If the code didn’t suffer from this skip-level import, we could change the internals of sending notifications without the consumers of this package needing to change. But because of the skip level import where OrdersService uses EmailService it’s hard to change the internals of either the EmailService or the notifications package.

Mistake #4 — The double direction import

The double direction import is a type of circular dependency, where two types rely on each other. Here an Order might be for a Restaurant and a Restaurant might have an Order. The hierarchy is confused. Does an Order know the Restaurant or the Restaurant know the Order?

In many languages this code will fail to compile when this happens. But the same problem can present more subtly when the Order and the Resturant just reference each other by identifier rather than by an instance of their type.
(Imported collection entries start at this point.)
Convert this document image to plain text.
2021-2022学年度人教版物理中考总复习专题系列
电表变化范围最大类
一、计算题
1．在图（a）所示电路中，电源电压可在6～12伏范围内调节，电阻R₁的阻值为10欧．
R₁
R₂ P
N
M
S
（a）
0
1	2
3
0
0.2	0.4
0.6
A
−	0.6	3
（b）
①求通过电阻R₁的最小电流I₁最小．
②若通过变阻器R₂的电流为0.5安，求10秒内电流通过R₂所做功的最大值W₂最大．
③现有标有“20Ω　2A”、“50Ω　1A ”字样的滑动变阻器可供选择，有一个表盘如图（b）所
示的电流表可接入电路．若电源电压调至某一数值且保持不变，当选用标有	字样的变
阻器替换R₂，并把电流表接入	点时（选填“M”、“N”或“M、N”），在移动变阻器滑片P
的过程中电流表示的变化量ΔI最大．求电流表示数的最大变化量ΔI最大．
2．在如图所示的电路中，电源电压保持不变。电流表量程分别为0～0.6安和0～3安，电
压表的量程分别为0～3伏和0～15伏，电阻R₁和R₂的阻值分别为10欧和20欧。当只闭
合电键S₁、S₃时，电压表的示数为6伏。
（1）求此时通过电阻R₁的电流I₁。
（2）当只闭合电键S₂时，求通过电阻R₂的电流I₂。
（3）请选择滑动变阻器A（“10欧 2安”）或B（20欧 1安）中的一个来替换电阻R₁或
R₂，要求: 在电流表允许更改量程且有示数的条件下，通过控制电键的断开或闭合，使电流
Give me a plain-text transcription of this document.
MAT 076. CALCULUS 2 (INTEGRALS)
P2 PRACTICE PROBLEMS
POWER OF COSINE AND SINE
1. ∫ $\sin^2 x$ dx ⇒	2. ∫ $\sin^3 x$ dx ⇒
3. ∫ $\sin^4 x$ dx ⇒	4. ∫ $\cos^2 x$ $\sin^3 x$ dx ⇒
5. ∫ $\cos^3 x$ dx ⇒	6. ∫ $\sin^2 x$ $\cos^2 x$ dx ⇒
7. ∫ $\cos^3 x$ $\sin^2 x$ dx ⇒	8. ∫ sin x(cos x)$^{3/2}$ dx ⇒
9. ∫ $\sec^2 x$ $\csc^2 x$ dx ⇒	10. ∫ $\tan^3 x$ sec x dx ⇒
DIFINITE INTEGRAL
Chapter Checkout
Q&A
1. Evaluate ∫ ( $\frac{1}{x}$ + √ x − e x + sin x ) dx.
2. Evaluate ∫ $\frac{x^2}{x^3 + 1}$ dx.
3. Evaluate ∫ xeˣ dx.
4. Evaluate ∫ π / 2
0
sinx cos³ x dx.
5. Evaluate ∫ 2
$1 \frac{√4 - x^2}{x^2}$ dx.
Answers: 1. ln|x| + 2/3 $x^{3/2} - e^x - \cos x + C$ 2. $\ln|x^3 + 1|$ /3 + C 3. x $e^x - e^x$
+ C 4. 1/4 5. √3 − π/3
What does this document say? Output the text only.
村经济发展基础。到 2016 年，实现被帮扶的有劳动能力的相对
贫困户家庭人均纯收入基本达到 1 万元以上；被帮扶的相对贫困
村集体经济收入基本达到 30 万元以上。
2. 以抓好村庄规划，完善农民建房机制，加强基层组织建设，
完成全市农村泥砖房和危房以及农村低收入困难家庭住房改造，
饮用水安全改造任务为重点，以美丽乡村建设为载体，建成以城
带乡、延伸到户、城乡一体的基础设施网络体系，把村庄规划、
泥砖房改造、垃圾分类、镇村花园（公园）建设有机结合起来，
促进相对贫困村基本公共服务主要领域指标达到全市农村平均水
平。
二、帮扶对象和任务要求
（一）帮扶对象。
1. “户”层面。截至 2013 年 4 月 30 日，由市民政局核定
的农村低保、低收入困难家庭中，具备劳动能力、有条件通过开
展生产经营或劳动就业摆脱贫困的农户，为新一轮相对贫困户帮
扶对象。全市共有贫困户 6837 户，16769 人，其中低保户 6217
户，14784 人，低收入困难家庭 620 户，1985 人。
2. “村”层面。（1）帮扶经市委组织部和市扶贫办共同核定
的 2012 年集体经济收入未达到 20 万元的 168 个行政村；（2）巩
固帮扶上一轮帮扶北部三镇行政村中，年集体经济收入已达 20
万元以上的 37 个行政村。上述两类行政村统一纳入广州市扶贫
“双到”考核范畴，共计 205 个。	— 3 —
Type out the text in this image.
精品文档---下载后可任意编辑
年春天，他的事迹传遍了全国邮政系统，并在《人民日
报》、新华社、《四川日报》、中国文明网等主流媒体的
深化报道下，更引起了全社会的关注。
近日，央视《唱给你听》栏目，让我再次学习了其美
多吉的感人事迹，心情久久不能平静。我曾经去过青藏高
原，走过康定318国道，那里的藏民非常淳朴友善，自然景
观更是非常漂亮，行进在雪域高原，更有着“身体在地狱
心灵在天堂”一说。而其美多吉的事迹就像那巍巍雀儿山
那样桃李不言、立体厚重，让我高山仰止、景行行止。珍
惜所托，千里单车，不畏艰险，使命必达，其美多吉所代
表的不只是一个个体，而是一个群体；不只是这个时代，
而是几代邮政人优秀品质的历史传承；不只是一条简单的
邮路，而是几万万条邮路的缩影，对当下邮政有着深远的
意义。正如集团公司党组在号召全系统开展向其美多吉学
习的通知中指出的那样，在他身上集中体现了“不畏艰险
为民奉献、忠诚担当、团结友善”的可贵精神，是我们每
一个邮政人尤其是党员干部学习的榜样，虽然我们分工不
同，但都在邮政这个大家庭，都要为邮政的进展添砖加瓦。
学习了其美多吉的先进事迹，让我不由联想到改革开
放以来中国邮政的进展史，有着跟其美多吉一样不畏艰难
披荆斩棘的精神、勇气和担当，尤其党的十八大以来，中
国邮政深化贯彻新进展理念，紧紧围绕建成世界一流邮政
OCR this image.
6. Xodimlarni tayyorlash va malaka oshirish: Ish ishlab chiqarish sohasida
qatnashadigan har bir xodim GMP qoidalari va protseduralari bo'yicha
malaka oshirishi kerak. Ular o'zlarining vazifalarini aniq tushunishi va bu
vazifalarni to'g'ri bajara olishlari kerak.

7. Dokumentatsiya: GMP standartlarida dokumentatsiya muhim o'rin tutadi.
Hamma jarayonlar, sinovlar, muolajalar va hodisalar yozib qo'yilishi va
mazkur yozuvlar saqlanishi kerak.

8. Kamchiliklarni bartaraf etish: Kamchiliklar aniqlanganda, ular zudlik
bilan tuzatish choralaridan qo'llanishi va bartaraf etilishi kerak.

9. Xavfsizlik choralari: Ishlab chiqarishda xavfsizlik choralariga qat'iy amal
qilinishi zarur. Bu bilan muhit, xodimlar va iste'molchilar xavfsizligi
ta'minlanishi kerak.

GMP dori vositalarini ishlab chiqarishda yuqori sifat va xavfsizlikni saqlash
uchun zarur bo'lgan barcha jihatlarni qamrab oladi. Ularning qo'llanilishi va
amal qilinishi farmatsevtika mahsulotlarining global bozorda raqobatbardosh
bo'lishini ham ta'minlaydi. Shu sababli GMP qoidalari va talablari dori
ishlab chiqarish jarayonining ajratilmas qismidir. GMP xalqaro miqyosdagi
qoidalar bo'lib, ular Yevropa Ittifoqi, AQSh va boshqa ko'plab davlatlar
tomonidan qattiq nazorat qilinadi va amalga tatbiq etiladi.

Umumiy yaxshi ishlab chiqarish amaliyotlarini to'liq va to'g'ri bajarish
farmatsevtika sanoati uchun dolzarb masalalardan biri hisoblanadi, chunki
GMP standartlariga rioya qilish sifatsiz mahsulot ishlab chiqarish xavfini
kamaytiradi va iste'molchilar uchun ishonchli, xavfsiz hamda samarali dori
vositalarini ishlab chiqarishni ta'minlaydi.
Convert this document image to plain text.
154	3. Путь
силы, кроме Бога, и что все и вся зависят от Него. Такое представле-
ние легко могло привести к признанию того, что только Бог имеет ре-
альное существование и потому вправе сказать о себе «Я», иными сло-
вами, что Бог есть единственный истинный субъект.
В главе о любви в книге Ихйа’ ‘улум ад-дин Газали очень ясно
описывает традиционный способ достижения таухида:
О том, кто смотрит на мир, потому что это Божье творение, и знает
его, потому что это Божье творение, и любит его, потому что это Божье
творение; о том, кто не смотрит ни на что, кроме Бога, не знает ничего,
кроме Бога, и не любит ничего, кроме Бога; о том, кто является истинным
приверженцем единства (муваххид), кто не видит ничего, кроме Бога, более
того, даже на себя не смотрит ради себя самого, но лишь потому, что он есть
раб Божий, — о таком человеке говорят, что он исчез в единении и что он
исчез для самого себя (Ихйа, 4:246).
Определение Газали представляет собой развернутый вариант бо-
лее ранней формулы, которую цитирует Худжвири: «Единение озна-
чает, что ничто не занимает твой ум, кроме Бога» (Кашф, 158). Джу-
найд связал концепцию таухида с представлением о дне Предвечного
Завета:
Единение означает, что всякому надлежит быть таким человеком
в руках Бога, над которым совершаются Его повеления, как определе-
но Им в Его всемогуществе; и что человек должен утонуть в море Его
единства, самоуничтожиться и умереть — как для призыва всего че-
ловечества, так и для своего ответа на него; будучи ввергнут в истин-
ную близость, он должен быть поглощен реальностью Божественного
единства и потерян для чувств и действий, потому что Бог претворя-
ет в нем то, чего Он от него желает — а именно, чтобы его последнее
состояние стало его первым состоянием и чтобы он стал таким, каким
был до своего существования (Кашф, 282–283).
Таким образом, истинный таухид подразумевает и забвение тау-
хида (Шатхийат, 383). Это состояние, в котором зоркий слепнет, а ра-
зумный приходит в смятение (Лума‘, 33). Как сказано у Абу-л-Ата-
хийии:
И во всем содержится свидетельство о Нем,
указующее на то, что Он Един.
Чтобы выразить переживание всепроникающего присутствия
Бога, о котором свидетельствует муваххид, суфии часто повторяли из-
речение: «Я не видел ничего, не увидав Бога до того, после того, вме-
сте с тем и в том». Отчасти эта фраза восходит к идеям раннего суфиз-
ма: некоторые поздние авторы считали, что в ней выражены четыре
Mistake #5 — The mispackaged ‘god model’

Many applications have a small number of data models that are used extensively throughout the application. We call these ‘god models’. They often permeate all parts of our application and are core to the business problem we are trying to solve. This creates code coupling, as changes to that core model cascade throughout the rest of the application. In this example payments, riders, and restaurants all rely on an Order. So Order becomes our mispackaged ‘god model’.

There are two ways you could solve this;

The first option is to accept that Order is a god model, and move it to a “root” or “domain” package that represents it as a god model.

In this redrawn diagram we’ve moved the god model into a shared domain package that can be imported by all the other packages. This domain package only holds the shared types, and no behaviour.

The second option is to invert the remaining dependencies, so that OrdersService isn’t importing the service implementations.

In this example the orders package defines interfaces for the behaviours it needs from PaymentsService, RidersService and RestaurantsService. Each of the types in the orders package can make use of the Order god model.

The actual implementations of these interfaces live in other packages:

  • RestaurantsServiceImpl implements ResturantsService
  • PaymentsServiceImpl implements PaymentsService
  • RidersServiceImpl implements RidersService

This is called the “ports and adaptors” or “onion” architecture.

Why are these mistakes common?

These code coupling mistakes are common because they are hard to see.

Most code review tools show you the content of the files, but don’t really show you how those files interact with each other. The common file-tree browser structure doesn’t expose these 5 common code coupling mistakes.

These mistakes are relatively easy to rectify and check for, assuming that you can see them. This is why we built PackageMap. PackageMap parses your source code into a diagram like the examples in this post. Using this diagram you can easily spot the code coupling mistakes we’ve covered here.

And once you can see how your code is structured, it’s much easier to identify and fix these code coupling mistakes.